In his final argument, on Feb. 5, the lead prosecutor, Ashoor Farah, cited unidentified witnesses who had asserted that the Huangs had locked Gloria in her room, something the defense has disputed. He also invoked an Islamic prohibition on adoption, according to an English translation of his remarks: “Allah has banned it as it leads to assembling of foreigners with each other, which leads to extremely bad outcomes.” 

A serious allegation was made last month by the defense team, which includes the California Innocence Project, a San Diego-based group that helps defendants it considers wrongly accused, and the David House Agency, a group in Los Angeles that assists Americans ensnared in legal crises abroad. They said prosecutors had presented a fabricated pathology report, and asked Qatar’s attorney general to investigate. Telephone and email requests for comment from the attorney general’s office were not returned. 

In their interview, the Huangs said they had initially been seduced by what they called Qatar’s veneer of multiculturalism when they agreed to come here a few years ago. 

“People were curious but in a friendly way,” Mrs. Huang said. “I could see them trying to figure us out.”

They spoke nervously about their time in prison, where Mrs. Huang found herself in the midst of about 50 other women, suspected in a range of nonviolent crimes, and almost all of them poorly educated Asian expatriates with limited English. They had found work here as maids or in other service jobs. One, she said, had been raped and was then accused of extramarital sex.

They were all curious about Mrs. Huang’s family, she said. “Mostly I think we were very confusing to people because we looked Chinese and yet we are American,” she said. “It took a lot of explaining.”

The only time she saw her husband while they were incarcerated, she said, was in the court hearings that constituted most of their trial. They could not sit together, and she was required to wear a head cover and robe. But she was permitted to keep a Bible in prison.

Mr. Huang said he was confined with up to 150 prisoners, charged with crimes ranging from adultery and drunkenness to assault and murder. His asthma was aggravated by all the cigarette smoke, he said, and fights would often break out over who could use the remote control for the single television set. 

He said he was often afraid but was also struck by the number of nationalities, mostly Asians and Africans among the prison population.

“I actually met people from 57 countries inside,” he said. “I kept a list, just because it was so global.”

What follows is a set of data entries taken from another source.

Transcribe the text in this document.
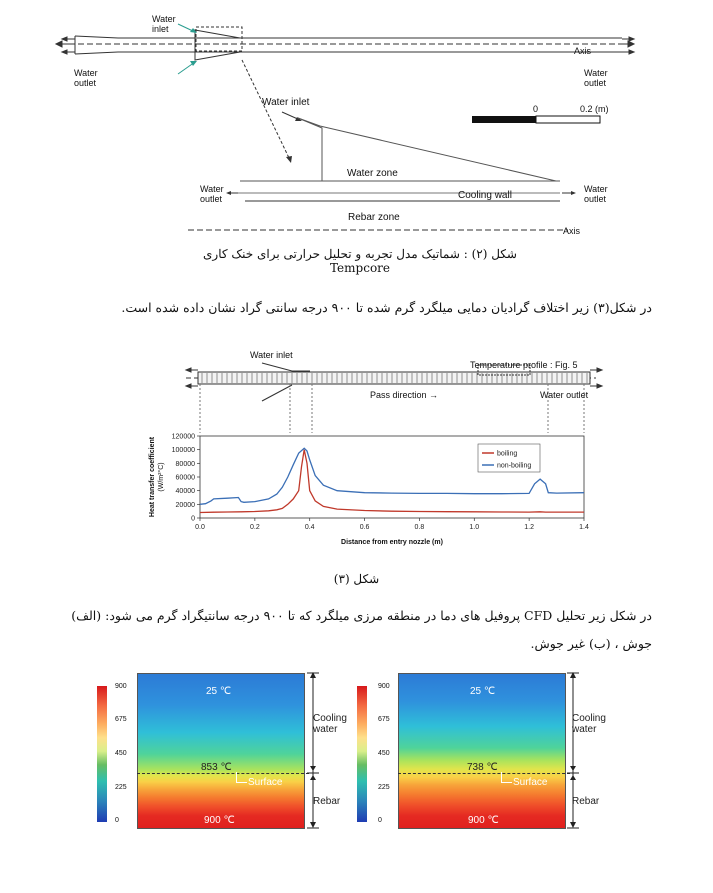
Water inlet
Water outlet
Water outlet
Axis
0	0.2 (m)
Water inlet
Water zone
Water outlet
Water outlet
Cooling wall
Rebar zone
Axis
شکل (۲) : شماتیک مدل تجربه و تحلیل حرارتی برای خنک کاری Tempcore
در شکل(۳) زیر اختلاف گرادیان دمایی میلگرد گرم شده تا ۹۰۰ درجه سانتی گراد نشان داده شده است.
Water inlet
Temperature profile : Fig. 5
Pass direction →	Water outlet
0
20000
40000
60000
80000
100000
120000
0.0	0.2	0.4	0.6	0.8	1.0	1.2	1.4
Distance from entry nozzle (m)
Heat transfer coefficient (W/m²°C)
boiling
non-boiling
شکل (۳)
در شکل زیر تحلیل CFD پروفیل های دما در منطقه مرزی میلگرد که تا ۹۰۰ درجه سانتیگراد گرم می شود: (الف)
جوش ، (ب) غیر جوش.
900
675
450
225
0
25 ℃
853 ℃
Surface
900 ℃
Cooling water
Rebar
900
675
450
225
0
25 ℃
738 ℃
Surface
900 ℃
Cooling water
Rebar
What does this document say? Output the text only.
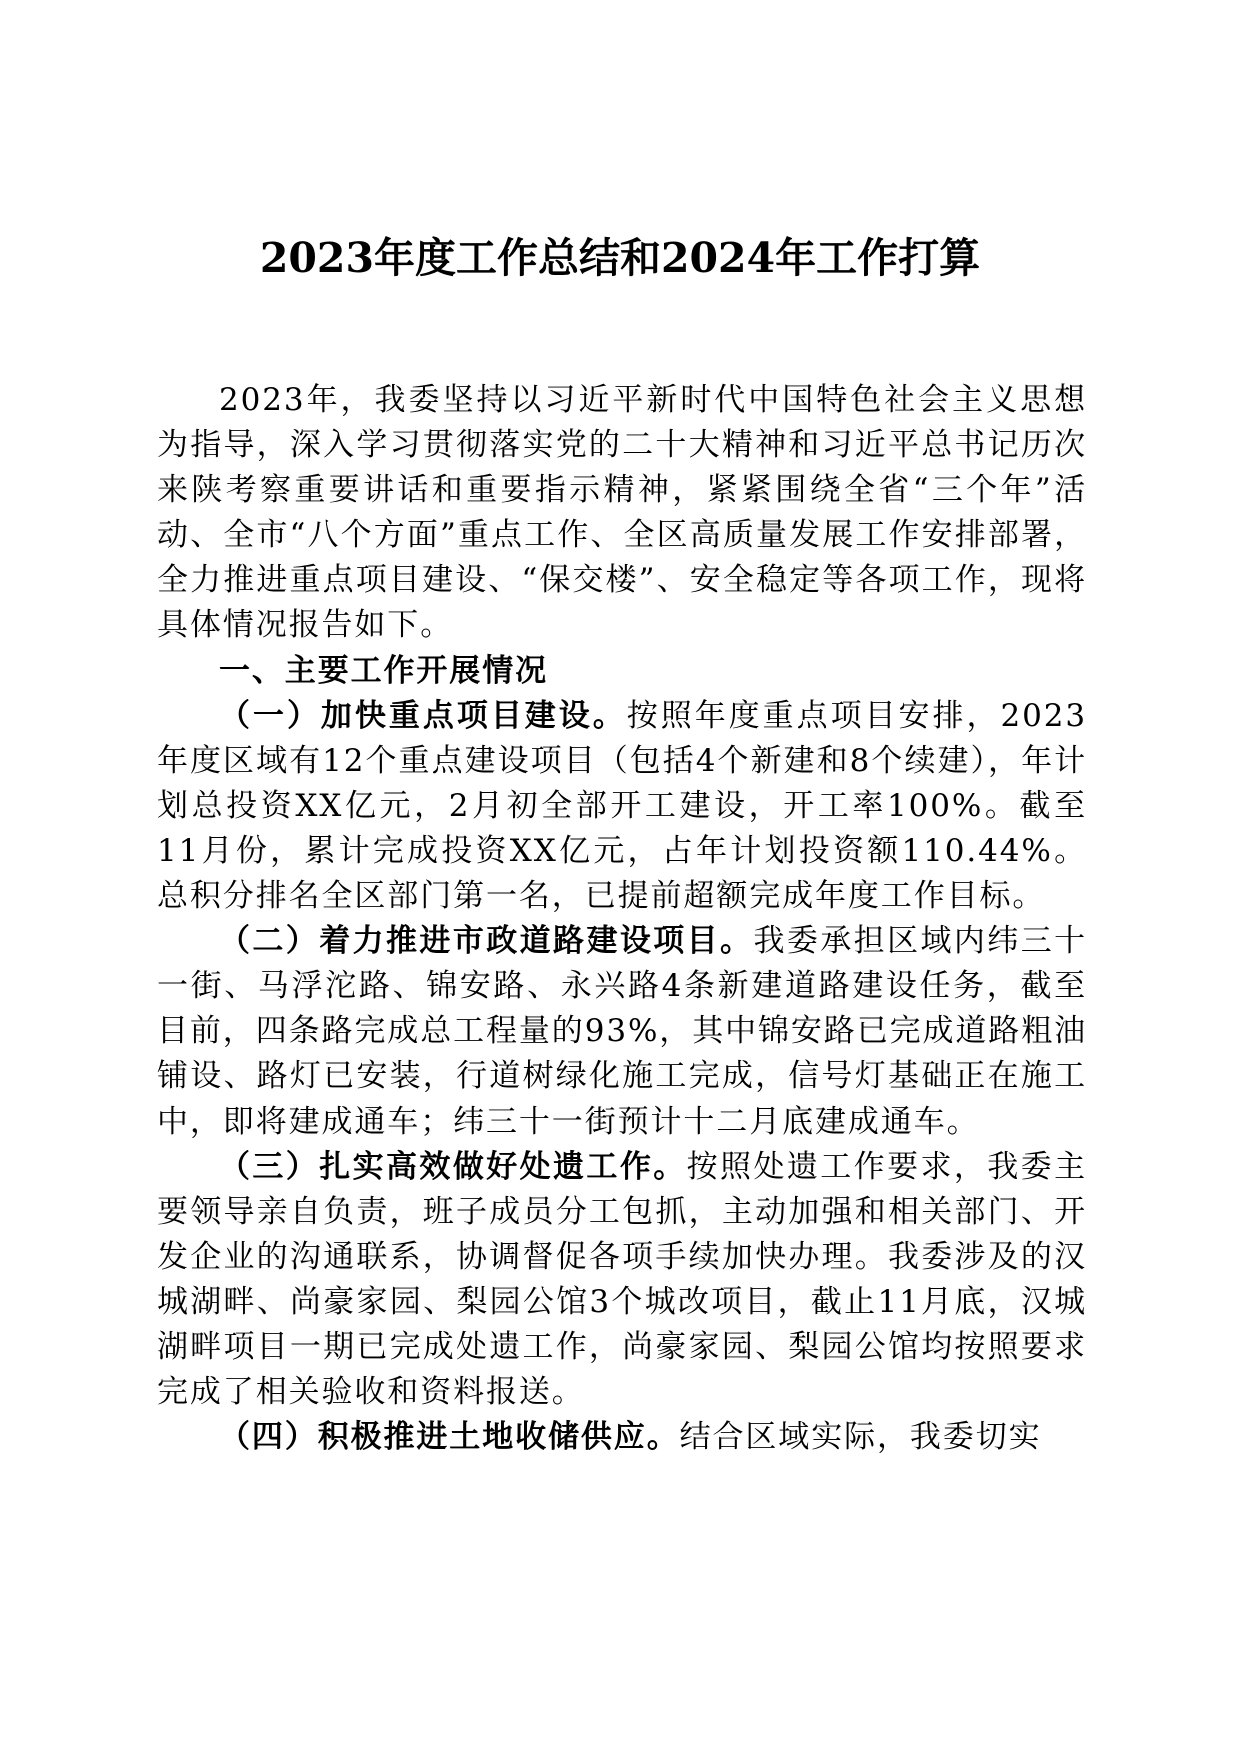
2023年度工作总结和2024年工作打算

2023年，我委坚持以习近平新时代中国特色社会主义思想为指导，深入学习贯彻落实党的二十大精神和习近平总书记历次来陕考察重要讲话和重要指示精神，紧紧围绕全省“三个年”活动、全市“八个方面”重点工作、全区高质量发展工作安排部署，全力推进重点项目建设、“保交楼”、安全稳定等各项工作，现将具体情况报告如下。

一、主要工作开展情况

（一）加快重点项目建设。按照年度重点项目安排，2023年度区域有12个重点建设项目（包括4个新建和8个续建），年计划总投资XX亿元，2月初全部开工建设，开工率100%。截至11月份，累计完成投资XX亿元，占年计划投资额110.44%。总积分排名全区部门第一名，已提前超额完成年度工作目标。

（二）着力推进市政道路建设项目。我委承担区域内纬三十一街、马浮沱路、锦安路、永兴路4条新建道路建设任务，截至目前，四条路完成总工程量的93%，其中锦安路已完成道路粗油铺设、路灯已安装，行道树绿化施工完成，信号灯基础正在施工中，即将建成通车；纬三十一街预计十二月底建成通车。

（三）扎实高效做好处遗工作。按照处遗工作要求，我委主要领导亲自负责，班子成员分工包抓，主动加强和相关部门、开发企业的沟通联系，协调督促各项手续加快办理。我委涉及的汉城湖畔、尚豪家园、梨园公馆3个城改项目，截止11月底，汉城湖畔项目一期已完成处遗工作，尚豪家园、梨园公馆均按照要求完成了相关验收和资料报送。

（四）积极推进土地收储供应。结合区域实际，我委切实
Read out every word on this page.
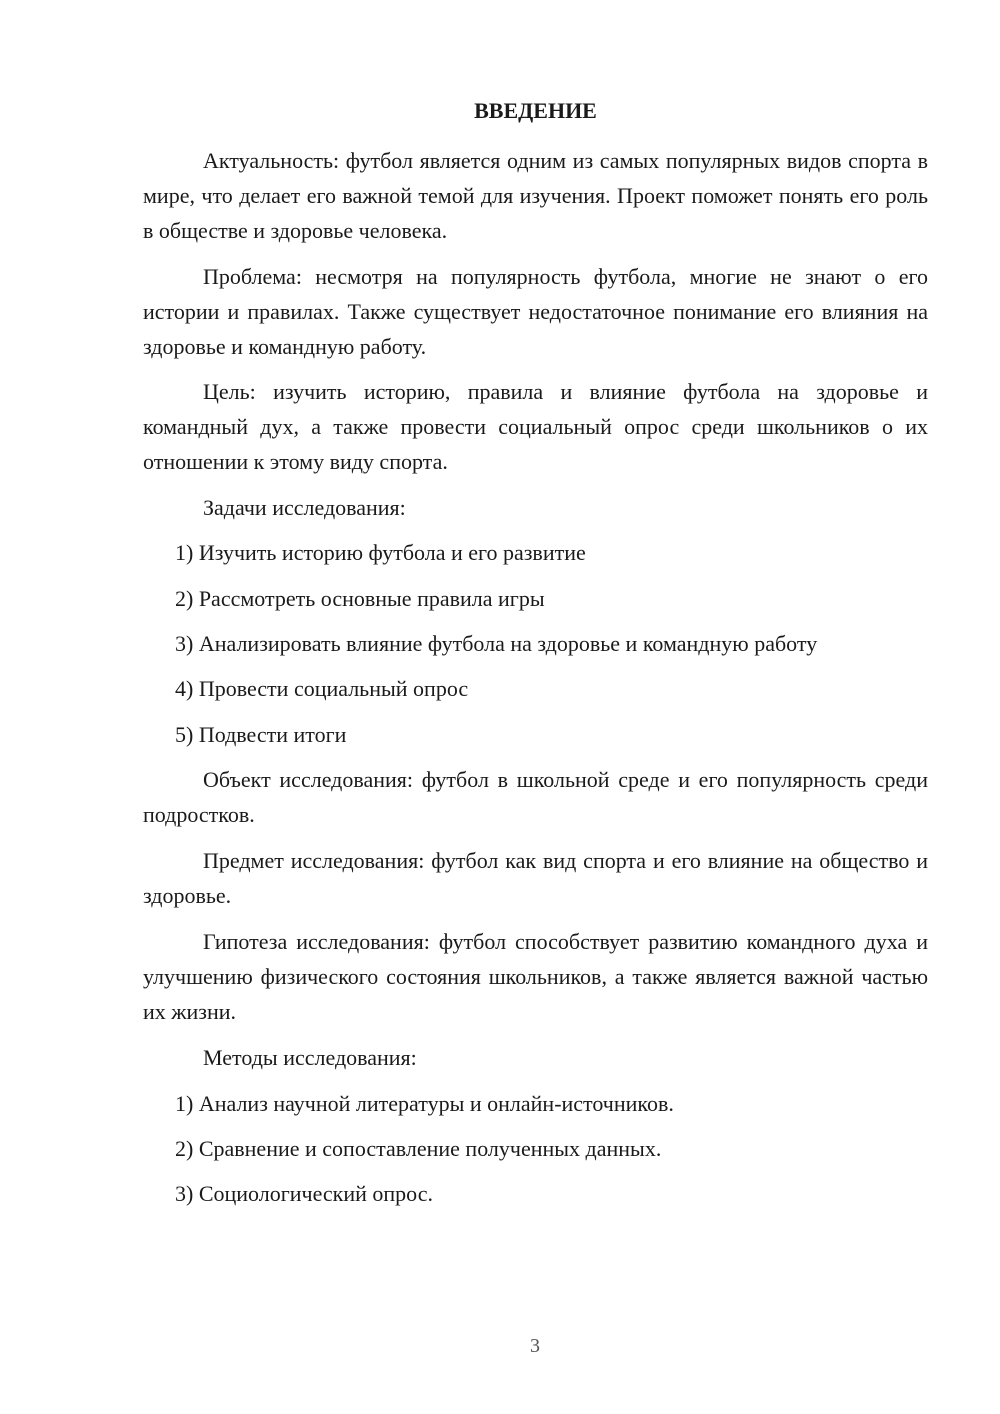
ВВЕДЕНИЕ

Актуальность: футбол является одним из самых популярных видов спорта в мире, что делает его важной темой для изучения. Проект поможет понять его роль в обществе и здоровье человека.

Проблема: несмотря на популярность футбола, многие не знают о его истории и правилах. Также существует недостаточное понимание его влияния на здоровье и командную работу.

Цель: изучить историю, правила и влияние футбола на здоровье и командный дух, а также провести социальный опрос среди школьников о их отношении к этому виду спорта.

Задачи исследования:

1) Изучить историю футбола и его развитие

2) Рассмотреть основные правила игры

3) Анализировать влияние футбола на здоровье и командную работу

4) Провести социальный опрос

5) Подвести итоги

Объект исследования: футбол в школьной среде и его популярность среди подростков.

Предмет исследования: футбол как вид спорта и его влияние на общество и здоровье.

Гипотеза исследования: футбол способствует развитию командного духа и улучшению физического состояния школьников, а также является важной частью их жизни.

Методы исследования:

1) Анализ научной литературы и онлайн-источников.

2) Сравнение и сопоставление полученных данных.

3) Социологический опрос.

3
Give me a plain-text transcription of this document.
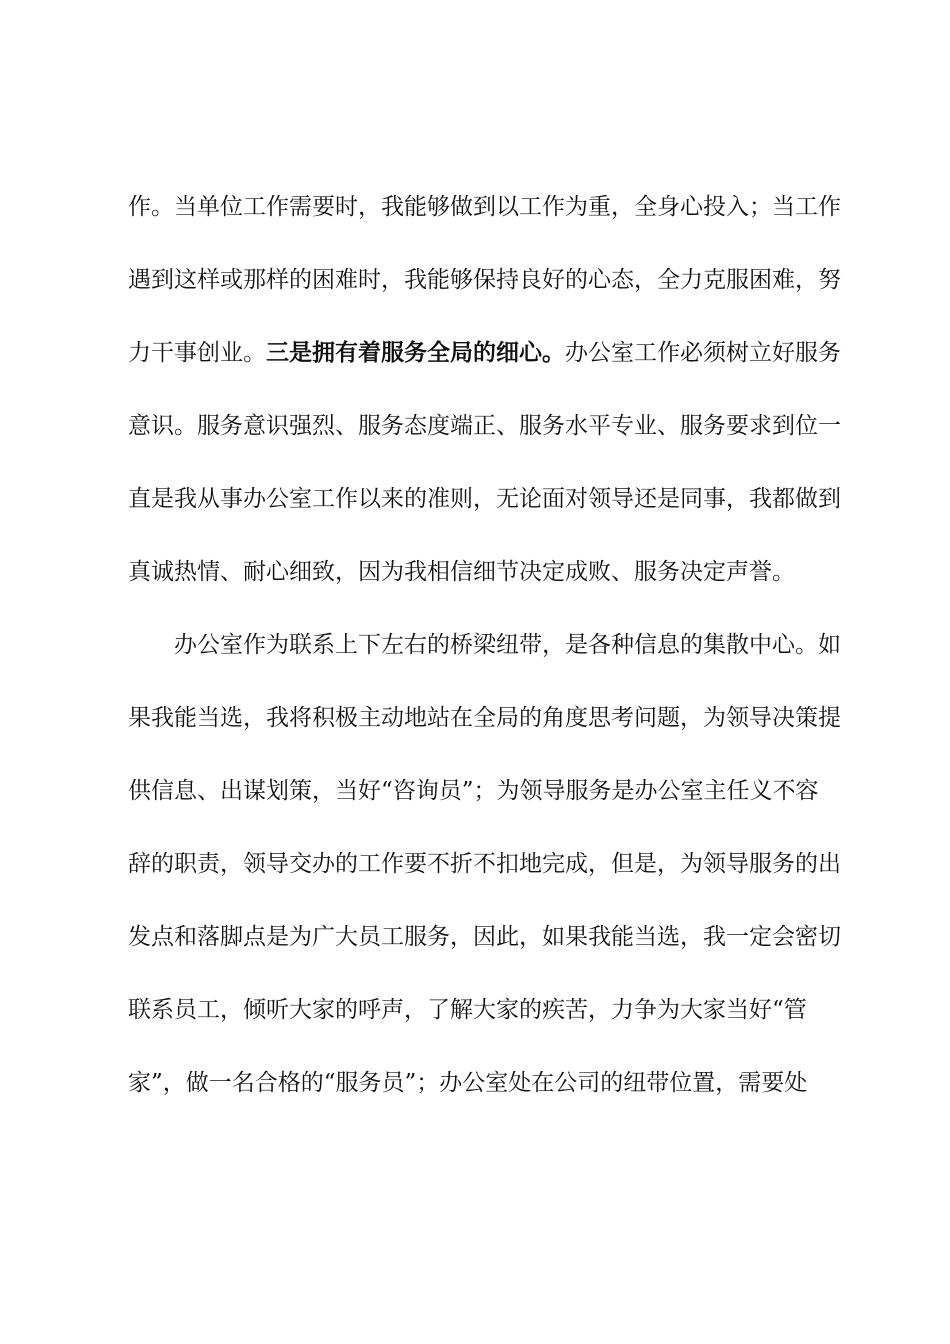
作。当单位工作需要时，我能够做到以工作为重，全身心投入；当工作
遇到这样或那样的困难时，我能够保持良好的心态，全力克服困难，努
力干事创业。三是拥有着服务全局的细心。办公室工作必须树立好服务
意识。服务意识强烈、服务态度端正、服务水平专业、服务要求到位一
直是我从事办公室工作以来的准则，无论面对领导还是同事，我都做到
真诚热情、耐心细致，因为我相信细节决定成败、服务决定声誉。
办公室作为联系上下左右的桥梁纽带，是各种信息的集散中心。如
果我能当选，我将积极主动地站在全局的角度思考问题，为领导决策提
供信息、出谋划策，当好“咨询员”；为领导服务是办公室主任义不容
辞的职责，领导交办的工作要不折不扣地完成，但是，为领导服务的出
发点和落脚点是为广大员工服务，因此，如果我能当选，我一定会密切
联系员工，倾听大家的呼声，了解大家的疾苦，力争为大家当好“管
家”，做一名合格的“服务员”；办公室处在公司的纽带位置，需要处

The Huangs appeared fraught during the interview, not holding hands or exhibiting other signs of affection. They said they rarely go outside and had to sell their Los Angeles home to pay their legal bills and other expenses.

Mrs. Huang called Skype “a wonderful invention” that had enabled them to maintain a semblance of relations with their sons. “We Skype pretty much any time that they are awake and we’re awake,” she said.

Daniel Chin, a brother of Mrs. Huang who was flying from Los Angeles to Doha as the verdict approached, said in a telephone interview that the family was hopeful for an acquittal. 

“What’s the alternative?” he said. “The only alternative is to be in despair. All of us have crept up to the cliff and looked over.”